The Fourth of July … the old fashioned way
Our town’s Fourth of July celebration never included patriotic speeches, blaring bands or petty parades. No sir, our town dedicated the holiday primarily to noise. The din began at 6 a.m. and did not fade away until well after sundown.
The day seemed to be in the hands of every boy in town who armed himself with cannon crackers, the 12 to 14 inch firecracker that burst with an earsplitting boom and if a can or cooking pot was placed over it the result could be a metal container ascending to the height of nearby telephone poles.
On tht day old ladies did not sit by their windows and all sensible cats and dogs retreated to the cellars. Our gang was playing hopscotch when raggedy Bub Cooley pumped his brakeless bicycle by us. He boasted, “Betcha I’m gonna buy more firecrackers than all of you!”

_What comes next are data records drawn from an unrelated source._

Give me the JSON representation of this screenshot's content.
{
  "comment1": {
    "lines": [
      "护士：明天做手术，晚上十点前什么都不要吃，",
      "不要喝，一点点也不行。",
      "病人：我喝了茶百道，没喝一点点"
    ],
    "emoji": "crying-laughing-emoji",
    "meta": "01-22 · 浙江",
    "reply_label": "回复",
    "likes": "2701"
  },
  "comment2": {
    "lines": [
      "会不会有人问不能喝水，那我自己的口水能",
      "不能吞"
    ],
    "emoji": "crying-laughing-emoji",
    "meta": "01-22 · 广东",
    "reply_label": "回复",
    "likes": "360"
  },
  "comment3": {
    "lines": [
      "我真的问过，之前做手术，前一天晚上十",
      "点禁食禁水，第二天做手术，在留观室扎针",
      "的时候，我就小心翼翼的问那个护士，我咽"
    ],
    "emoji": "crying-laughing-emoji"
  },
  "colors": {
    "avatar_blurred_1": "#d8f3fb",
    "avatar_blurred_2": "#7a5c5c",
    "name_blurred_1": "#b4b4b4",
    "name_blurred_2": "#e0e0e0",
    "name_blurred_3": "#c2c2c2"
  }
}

Now, like all little girls at that time we were content with sparkler and snakes; all very quiet ammunition. However, his sneering face was a challenge.
“We stamp on ‘spit devils’ a lot,” offered Scoot.
“Yeah,” Mig joined in. “They sputter so much they burned my ankles last year and I didn’t cry.”
“We’ll probably be shooting off ‘lady finger’ all day,” I lied.
“Baby stuff,” sneered Bub. “That’s stuff for babies that don’t know nothin’. I’m gonna have the biggest explosions you ever heard ‘cause I got money from my Uncle Jack. It’s enough to buy a whole careload of firecrackers! It’s five whole dollars!”
As Bub pedaled off he left us with a horrific picture of him drowning in a pile of fireworks or worse yet him shooting off fireworks all over town forever, because surely he’d never be able to set off all those fireworks in one day.
A few days after the Fourth came and went we saw Bub’s older sister, Vandy, and cornered her battering her with questions about Bub’s fireworks.
Scowling ferociously Vandy muttered spitefully, “Bub didn’t buy no fireworks with Uncle Jack’s money. He went down and spent the whole dern lot on chocolate candy and went out back of the shed and ate it all by hisself. Then he got sick as a dog all day long.”
All the gang agreed, “Bub really must have had an
‘explosion’ of his own to celebrate the Fourth of July.”